Come settore assicurativo auspicheremmo che anche i sottoscrittori di questi prodotti possano beneficiare – limitatamente alla quota di investimenti qualificati – dello stesso trattamento fiscale giustamente proposto per i sottoscrittori dei Pir. Tale evoluzione consentirebbe di far affluire maggiori risorse al sistema delle pmi italiane.
Con la crescente digitalizzazione dell’economia, il rischio informatico è una minaccia sempre più presente nell’attività di impresa. Come si comportano le pmi italiane? Quali strumenti assicurativi potrebbero attivare?
Il cyber risk sta scalando rapidamente la classifica delle minacce più temute dai risk manager.
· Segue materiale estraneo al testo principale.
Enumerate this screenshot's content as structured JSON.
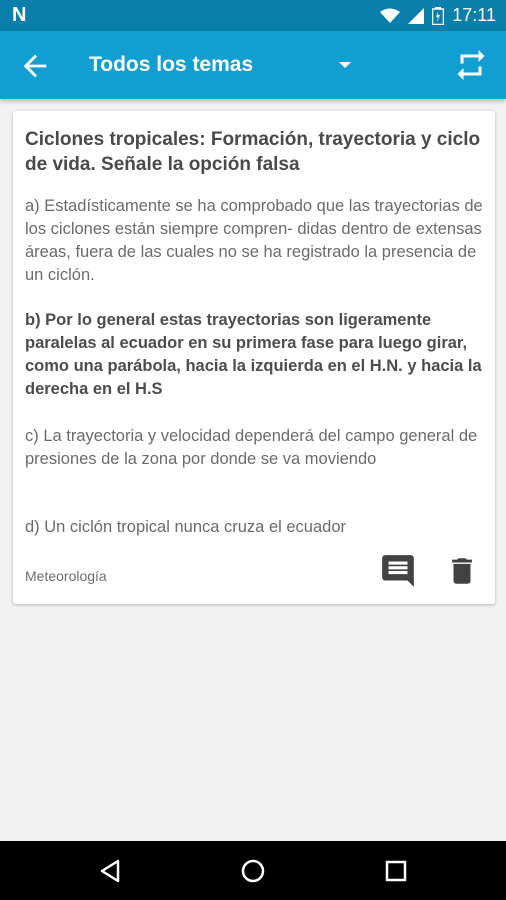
{
  "status_bar": {
    "notification_icon": "n-logo-icon",
    "time": "17:11",
    "icons": [
      "wifi-icon",
      "signal-icon",
      "battery-icon"
    ]
  },
  "app_bar": {
    "title": "Todos los temas",
    "back_icon": "arrow-left-icon",
    "dropdown_icon": "triangle-down-icon",
    "action_icon": "repeat-icon"
  },
  "question": {
    "title": "Ciclones tropicales: Formación, trayectoria y ciclo de vida. Señale la opción falsa",
    "options": [
      {
        "text": "a) Estadísticamente se ha comprobado que las trayectorias de los ciclones están siempre compren- didas dentro de extensas áreas, fuera de las cuales no se ha registrado la presencia de un ciclón.",
        "correct": false
      },
      {
        "text": "b) Por lo general estas trayectorias son ligeramente paralelas al ecuador en su primera fase para luego girar, como una parábola, hacia la izquierda en el H.N. y hacia la derecha en el H.S",
        "correct": true
      },
      {
        "text": "c) La trayectoria y velocidad dependerá del campo general de presiones de la zona por donde se va moviendo",
        "correct": false
      },
      {
        "text": "d) Un ciclón tropical nunca cruza el ecuador",
        "correct": false
      }
    ],
    "category": "Meteorología",
    "action_icons": [
      "comment-icon",
      "trash-icon"
    ]
  },
  "nav_bar": {
    "icons": [
      "back-triangle-icon",
      "home-circle-icon",
      "recents-square-icon"
    ]
  },
  "colors": {
    "status_bar": "#0a7fab",
    "app_bar": "#139ed2",
    "background": "#f1f1f1",
    "card": "#ffffff",
    "icon_dark": "#424242"
  }
}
Gli incidenti informatici, sia incidentali sia deliberati (cyber crime), possono infatti determinare conseguenze economiche anche molto negative in termini di business interruption, danno reputazionale e risarcimenti a terzi.
L’esposizione a questa classe di rischio delle pmi italiane è in crescita, ma si fa ancora poco per tutelarsi dalle sue conseguenze ricorrendo allo strumento assicurativo.
Quasi il 40% di un campione di imprese intervistate sul tema ha riportato almeno un attacco informatico negli ultimi cinque anni, ma meno del 10% dichiarava di possedere una copertura assicurativa specifica.
Le imprese preferiscono adottare protocolli interni che puntano principalmente a garantire la continuità del business.
Sul mercato sono disponibili soluzioni assicurative, sia stand-alone sia in forma di garanzia accessoria, ma alcune caratteristiche peculiari del rischio informatico, come la complessità e la rapida evoluzione delle minacce, possono rallentare lo sviluppo di questo mercato.
La digitalizzazione e l’innovazione sono, dunque, opportunità per tutto il sistema Paese e in particolare per le pmi, tuttavia devono essere presidiate per tutelare da una parte le imprese stesse e dall’altra i cittadini”.